"Dotarła do nas smutna wiadomość o śmierci niesamowitego człowieka Ryszarda Herby. Stworzył jedną z kultowych ról w Lombardzie, rolę Stefana Roleckiego" – czytamy we fragmencie posta na stronie serialu "Lombard. Życie pod zastaw" na Facebooku. Aktor miał 67 lat.
Reklama.
Reklama.
"Z ogromnym żalem żegnamy Ryszarda, a Jego Najbliższym składamy kondolencje i łączymy się w bólu. Będziemy o Tobie pamiętać" – czytamy na stronie serialu na Facebooku.
Fani serialu dzielą się wyrazami współczucia pod wspomnianym postem. "Wielka strata. Świetna postać w Lombardzie.
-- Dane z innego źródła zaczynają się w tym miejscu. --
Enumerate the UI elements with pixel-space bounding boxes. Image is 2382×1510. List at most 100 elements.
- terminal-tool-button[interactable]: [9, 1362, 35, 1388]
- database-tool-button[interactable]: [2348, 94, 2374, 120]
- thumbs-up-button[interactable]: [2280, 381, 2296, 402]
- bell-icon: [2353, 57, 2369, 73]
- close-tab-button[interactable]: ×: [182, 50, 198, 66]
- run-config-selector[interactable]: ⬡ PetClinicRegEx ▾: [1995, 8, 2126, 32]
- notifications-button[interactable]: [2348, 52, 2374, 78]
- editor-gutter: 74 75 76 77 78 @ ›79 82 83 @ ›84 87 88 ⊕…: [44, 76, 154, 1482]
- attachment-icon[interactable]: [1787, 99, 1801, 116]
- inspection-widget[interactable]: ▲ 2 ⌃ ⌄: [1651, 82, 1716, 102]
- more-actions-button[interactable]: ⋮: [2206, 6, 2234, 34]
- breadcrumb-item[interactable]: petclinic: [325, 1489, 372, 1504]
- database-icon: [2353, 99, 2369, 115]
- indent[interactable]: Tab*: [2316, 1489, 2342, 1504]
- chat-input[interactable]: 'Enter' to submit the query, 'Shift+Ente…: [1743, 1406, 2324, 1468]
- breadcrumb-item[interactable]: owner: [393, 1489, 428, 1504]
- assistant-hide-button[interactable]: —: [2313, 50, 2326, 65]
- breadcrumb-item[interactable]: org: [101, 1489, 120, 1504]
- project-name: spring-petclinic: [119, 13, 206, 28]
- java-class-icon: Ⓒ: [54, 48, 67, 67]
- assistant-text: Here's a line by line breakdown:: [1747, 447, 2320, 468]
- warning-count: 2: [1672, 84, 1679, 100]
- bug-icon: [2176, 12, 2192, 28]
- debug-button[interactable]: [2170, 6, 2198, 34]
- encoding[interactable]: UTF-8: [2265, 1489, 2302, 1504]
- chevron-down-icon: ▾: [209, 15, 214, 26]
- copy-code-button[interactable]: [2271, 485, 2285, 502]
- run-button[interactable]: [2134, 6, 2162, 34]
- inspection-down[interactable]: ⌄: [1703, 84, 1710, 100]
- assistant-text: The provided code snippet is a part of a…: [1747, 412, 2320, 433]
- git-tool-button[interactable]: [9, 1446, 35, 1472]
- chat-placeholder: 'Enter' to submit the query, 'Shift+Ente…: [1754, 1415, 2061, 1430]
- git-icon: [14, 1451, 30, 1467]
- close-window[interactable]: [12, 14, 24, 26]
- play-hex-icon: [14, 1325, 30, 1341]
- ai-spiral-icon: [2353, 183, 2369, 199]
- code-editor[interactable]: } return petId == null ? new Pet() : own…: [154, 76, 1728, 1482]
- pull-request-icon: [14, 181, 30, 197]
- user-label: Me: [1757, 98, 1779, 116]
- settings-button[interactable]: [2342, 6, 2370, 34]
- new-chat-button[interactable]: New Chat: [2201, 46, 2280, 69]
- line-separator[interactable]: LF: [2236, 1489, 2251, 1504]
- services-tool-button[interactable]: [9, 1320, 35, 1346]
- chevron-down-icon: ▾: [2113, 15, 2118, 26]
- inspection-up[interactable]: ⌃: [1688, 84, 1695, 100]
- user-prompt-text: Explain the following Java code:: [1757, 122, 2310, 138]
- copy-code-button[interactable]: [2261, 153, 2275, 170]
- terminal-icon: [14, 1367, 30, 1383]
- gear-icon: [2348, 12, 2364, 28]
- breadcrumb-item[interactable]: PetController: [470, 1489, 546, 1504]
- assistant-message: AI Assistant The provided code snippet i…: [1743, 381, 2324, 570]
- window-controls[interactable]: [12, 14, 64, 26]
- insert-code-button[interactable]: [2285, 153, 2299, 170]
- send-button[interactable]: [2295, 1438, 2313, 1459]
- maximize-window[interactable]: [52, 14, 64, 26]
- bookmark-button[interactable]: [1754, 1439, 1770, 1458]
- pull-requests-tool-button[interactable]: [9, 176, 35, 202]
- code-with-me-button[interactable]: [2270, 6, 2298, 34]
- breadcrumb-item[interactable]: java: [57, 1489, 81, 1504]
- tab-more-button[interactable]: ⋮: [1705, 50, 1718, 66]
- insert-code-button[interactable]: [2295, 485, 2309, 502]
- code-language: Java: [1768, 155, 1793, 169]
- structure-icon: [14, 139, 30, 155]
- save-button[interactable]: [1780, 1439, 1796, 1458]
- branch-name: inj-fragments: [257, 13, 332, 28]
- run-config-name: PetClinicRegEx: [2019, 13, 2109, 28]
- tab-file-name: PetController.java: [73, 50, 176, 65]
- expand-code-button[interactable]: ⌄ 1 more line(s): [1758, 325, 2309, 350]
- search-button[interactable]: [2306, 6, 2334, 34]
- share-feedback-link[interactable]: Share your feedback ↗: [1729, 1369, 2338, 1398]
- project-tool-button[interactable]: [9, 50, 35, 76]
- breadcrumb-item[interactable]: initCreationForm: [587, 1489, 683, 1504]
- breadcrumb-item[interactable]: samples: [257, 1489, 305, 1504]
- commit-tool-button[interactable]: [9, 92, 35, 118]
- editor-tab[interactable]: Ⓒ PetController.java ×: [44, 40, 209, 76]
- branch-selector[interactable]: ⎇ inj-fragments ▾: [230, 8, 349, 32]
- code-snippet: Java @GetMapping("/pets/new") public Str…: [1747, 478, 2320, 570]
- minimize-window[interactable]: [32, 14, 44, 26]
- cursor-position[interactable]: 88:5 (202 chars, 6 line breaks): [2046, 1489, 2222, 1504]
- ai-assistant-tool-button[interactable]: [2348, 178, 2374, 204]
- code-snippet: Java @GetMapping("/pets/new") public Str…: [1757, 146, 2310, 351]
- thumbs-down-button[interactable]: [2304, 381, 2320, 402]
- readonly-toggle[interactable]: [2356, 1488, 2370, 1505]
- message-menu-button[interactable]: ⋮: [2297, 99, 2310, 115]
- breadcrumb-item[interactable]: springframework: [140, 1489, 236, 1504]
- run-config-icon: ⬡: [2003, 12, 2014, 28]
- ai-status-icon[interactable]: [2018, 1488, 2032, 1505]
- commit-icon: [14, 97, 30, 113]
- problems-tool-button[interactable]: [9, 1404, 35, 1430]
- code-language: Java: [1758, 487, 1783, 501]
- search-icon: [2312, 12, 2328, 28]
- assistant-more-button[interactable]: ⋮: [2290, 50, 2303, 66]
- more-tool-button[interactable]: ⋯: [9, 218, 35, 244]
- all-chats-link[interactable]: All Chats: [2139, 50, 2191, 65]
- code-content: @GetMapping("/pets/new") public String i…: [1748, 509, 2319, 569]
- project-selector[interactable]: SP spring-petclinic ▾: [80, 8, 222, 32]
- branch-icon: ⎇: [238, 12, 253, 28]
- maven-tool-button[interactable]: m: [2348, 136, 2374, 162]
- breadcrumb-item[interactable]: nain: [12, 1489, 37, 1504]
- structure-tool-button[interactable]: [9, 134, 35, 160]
Niech spoczywa w pokoju" i "Ogromna strata wyrazy współczucia dla ekipy filmowej oraz rodziny" to tylko niektóre z udostępnionych komentarzy.
Aktor zmarł 9 stycznia, nie podano przyczyny śmierci, ale jak informuje serwis Plejada.pl, Herba walczył z "długą chorobą".
Informacja o śmierci aktora pojawiła się także na stronie Miejsko-Gminnego Centrum Kultury w Jelczu-Laskowicach.
Czytamy w nim m.in., że na deskach jelczańskiej sceny Herba odegrał m.in. rolę Saszy w spektaklu "Antygona w Nowym Jorku" w reżyserii Roberta Gonery oraz rolę Brujo w musicalu "Jeździec Burzy" w reżyserii Cezarego Studniaka.
Podano także informację o pogrzebie aktora. "Ostatnie pożegnanie Ryszarda Herby odbędzie się w sobotę 13 stycznia w kaplicy przy cmentarzu w Bystrzycy o godzinie 11.30. Aktor zostanie pochowany na cmentarzu parafialnym".
Warto pamiętać, że to już kolejna tragedia, jaka dotknęła obsadę serialu "Lombard. Życie pod zastaw". W lutym 2023 roku zmarł nagle Mateusz Murański.